All of sudden the fan base that adored Hester began to sprinkle the words “trade” and “done” into conversations about him. As Dave Toub left Chicago for Andy Reid and the Kansas City Chiefs, the writing seemed to be on the wall that Hester was also moving southeast.

Hester and the Bears were at a crossroads. And while I hate using the phrase “at a crossroads” I simply don’t have a replacement in the vocabularic arsenal. (Side note: if vocabularic is not a word, it should be.
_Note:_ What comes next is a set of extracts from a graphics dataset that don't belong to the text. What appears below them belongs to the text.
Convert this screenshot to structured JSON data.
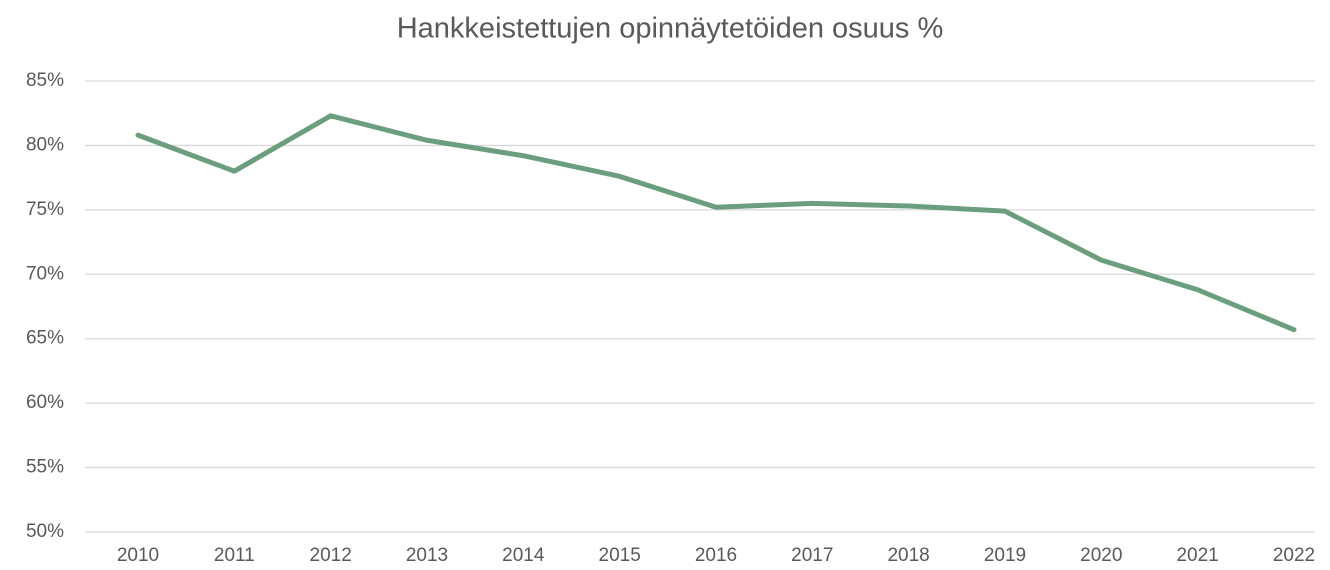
{
  "chart_data": {
    "type": "line",
    "title": "Hankkeistettujen opinnäytetöiden osuus %",
    "categories": [
      "2010",
      "2011",
      "2012",
      "2013",
      "2014",
      "2015",
      "2016",
      "2017",
      "2018",
      "2019",
      "2020",
      "2021",
      "2022"
    ],
    "values": [
      80.8,
      78.0,
      82.3,
      80.4,
      79.2,
      77.6,
      75.2,
      75.5,
      75.3,
      74.9,
      71.1,
      68.8,
      65.7
    ],
    "color": "#6b9e7f",
    "ylim": [
      50,
      85
    ],
    "yticks": [
      {
        "value": 50,
        "label": "50%"
      },
      {
        "value": 55,
        "label": "55%"
      },
      {
        "value": 60,
        "label": "60%"
      },
      {
        "value": 65,
        "label": "65%"
      },
      {
        "value": 70,
        "label": "70%"
      },
      {
        "value": 75,
        "label": "75%"
      },
      {
        "value": 80,
        "label": "80%"
      },
      {
        "value": 85,
        "label": "85%"
      }
    ],
    "grid": true
  }
}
Because it’s wonderful.)

Now it was on the Bears.

Phil Emery said the organization did not take seriously Hester’s retirement talk:

“Obviously, Devin’s under contract, so if he sent his retirement papers in, I would know,” Emery said, via Adam J. Jahns of the Chicago Sun-Times. “But I don’t anticipate that. I think he’s a great competitor. I think that was an emotional situation that evoked an emotional response, and I certainly understand that.”

New head coach Marc Trestman iterated a desire to keep Hester, with one caveat: “Devin is strictly a specialist right now”.

New special teams coordinator Joe DeCamillis set out his goal to not only return Hester to the return ace of years gone by but also utilize his speed and football instincts in other facets of the special teams game From a Potash piece in the Sun-Times:

‘‘He’s definitely going to be fresher to do those things [by not playing on offense],’’ DeCamillis said. ‘‘That’s something we’re evaluating. He’ll be working on all the cover teams and working some other things for us, too. He’s a great weapon, and we want to use him as much as we can.’’

If Hester can avoid blockers like he can tacklers, he would be an ideal gunner on the punt-coverage unit.

‘‘The biggest thing about a great gunner is sometimes it’s the guy who can get there the fastest,’’ DeCamillis said. ‘‘We had a guy in Denver who was an Olympic sprinter named Sam Gaddy. Sam wasn’t the best tackler in the world. But he sure caused a lot of fair catches. Hopefully we can expand [Hester’s] role and see what happens.’’

Suddenly Hester was happy again. He said so himself:

“Me and coach Trestman talked before I went home for the break and we came up with the idea that I would just go back to being a key return man — a punt return and kickoff return man — and a little bit more special teams,” Hester said. “That would be what I know as of now my role to be for the upcoming season.”

It all begins anew for Hester on Sunday September 8th. Can Hester regain the form that should have, in my opinion, cemented his Hall of Fame status as the greatest return man to ever live? Can Hester alter opposing game plans in the Joniak-coined ridiculous fashion that forced punts into the third row and kickoffs barely by the midfield marker? Can he reignite the passion of the Soldier Field faithful who would have paid the exorbitant ticket prices just to see him field a few punts on a cold Sunday afternoon?

Will the ball ever again hover afraid in the Chicago sky, anticipating the unknown moment to come? There can’t be a Bears fan alive hoping for anything else.